Michael Smith
Michael Smith
(620) 341-5566
About Michael:
I’m Michael Smith, and I am passionate about connecting my teaching to politics in the “real world.” I teach classes on state and local politics, campaigns and elections, political philosophy, legislative politics, and nonprofit management. If you’ve taken a course from me, you know I love movies, the Socratic method, and coffee. My core insight is that politics affects everyday life. My core passion is rational thought. We must choose to act in our public lives, or choices will be made for us. I choose and act, and I want my students to do the same.
My newest book, State Voting Laws in America: Historical Statutes and Their Modern Implications (Palgrave Pivot, 2014) is co-authored with two of my best friends: Chapman Rackaway of the University of West Georgia and Kevin Anderson of Eastern Illinois University. In the book, we find that proof-of-citizenship laws, championed by Kansas Secretary of State Kris Kobach, do in fact lower voter turnout, particularly in poorer counties. I also published an article with former U.S. Senator Bob Graham during Summer, 2014 in PS: Political Science and Politics.

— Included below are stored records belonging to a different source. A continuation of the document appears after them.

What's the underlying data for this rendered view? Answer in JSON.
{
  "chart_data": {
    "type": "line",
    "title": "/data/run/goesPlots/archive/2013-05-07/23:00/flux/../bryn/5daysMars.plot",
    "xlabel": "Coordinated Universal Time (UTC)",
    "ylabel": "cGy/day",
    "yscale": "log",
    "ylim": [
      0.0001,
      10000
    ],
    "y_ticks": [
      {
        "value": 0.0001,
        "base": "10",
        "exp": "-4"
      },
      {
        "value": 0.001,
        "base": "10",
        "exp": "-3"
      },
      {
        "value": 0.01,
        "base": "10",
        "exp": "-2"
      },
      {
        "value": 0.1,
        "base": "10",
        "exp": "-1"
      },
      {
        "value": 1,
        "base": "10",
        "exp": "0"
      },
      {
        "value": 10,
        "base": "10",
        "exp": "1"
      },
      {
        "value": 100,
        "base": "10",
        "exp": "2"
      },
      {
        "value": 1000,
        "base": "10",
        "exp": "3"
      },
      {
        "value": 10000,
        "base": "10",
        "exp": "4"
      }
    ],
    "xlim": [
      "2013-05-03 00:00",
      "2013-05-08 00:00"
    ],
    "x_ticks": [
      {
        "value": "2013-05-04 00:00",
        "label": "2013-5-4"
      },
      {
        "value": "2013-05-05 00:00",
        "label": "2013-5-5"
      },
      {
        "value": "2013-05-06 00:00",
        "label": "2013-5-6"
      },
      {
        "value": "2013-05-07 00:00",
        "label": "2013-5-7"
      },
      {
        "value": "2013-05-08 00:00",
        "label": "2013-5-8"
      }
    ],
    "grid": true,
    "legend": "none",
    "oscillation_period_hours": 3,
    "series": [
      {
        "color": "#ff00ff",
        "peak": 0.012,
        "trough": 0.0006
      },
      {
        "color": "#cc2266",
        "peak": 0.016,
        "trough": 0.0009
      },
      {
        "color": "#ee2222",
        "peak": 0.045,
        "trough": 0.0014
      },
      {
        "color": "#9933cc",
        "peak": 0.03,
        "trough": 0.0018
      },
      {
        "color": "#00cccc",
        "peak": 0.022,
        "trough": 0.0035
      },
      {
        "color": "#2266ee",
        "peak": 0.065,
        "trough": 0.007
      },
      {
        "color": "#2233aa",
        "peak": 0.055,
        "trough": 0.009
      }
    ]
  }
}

In that article, Sen. Graham and I describe the teaching of Graham's civic engagement curriculum in my classes at Emporia State. I used to teach this in PO 100 and now teach it in PO 322. I have seen students accomplish some remarkable and moving things in their communities, making them safer and move livable while ensuring that local governments are responsive to citizens' concerns. The article details some of these stories.
I write regularly for the Insight Kansas group, publishing my monthly columns in the Wichita Eagle and other newspapers around the state and appearing several times per year on KTWU's I've Got Issues to analyze Kansas politics.
I have leadership training from both the Kansas Leadership Center and the Gamaliel Foundation. I have also worked on several polticalcampaigns, including a come-from-behind victory when Dr. Charles Wheeler, former Kansas City mayor, won a Missouri Senate seat in 2002. This story is chronicled in my chapter "V is for Values" in the book Inside Campaigns, edited by James Bowers and published by Lynne Rienner Press.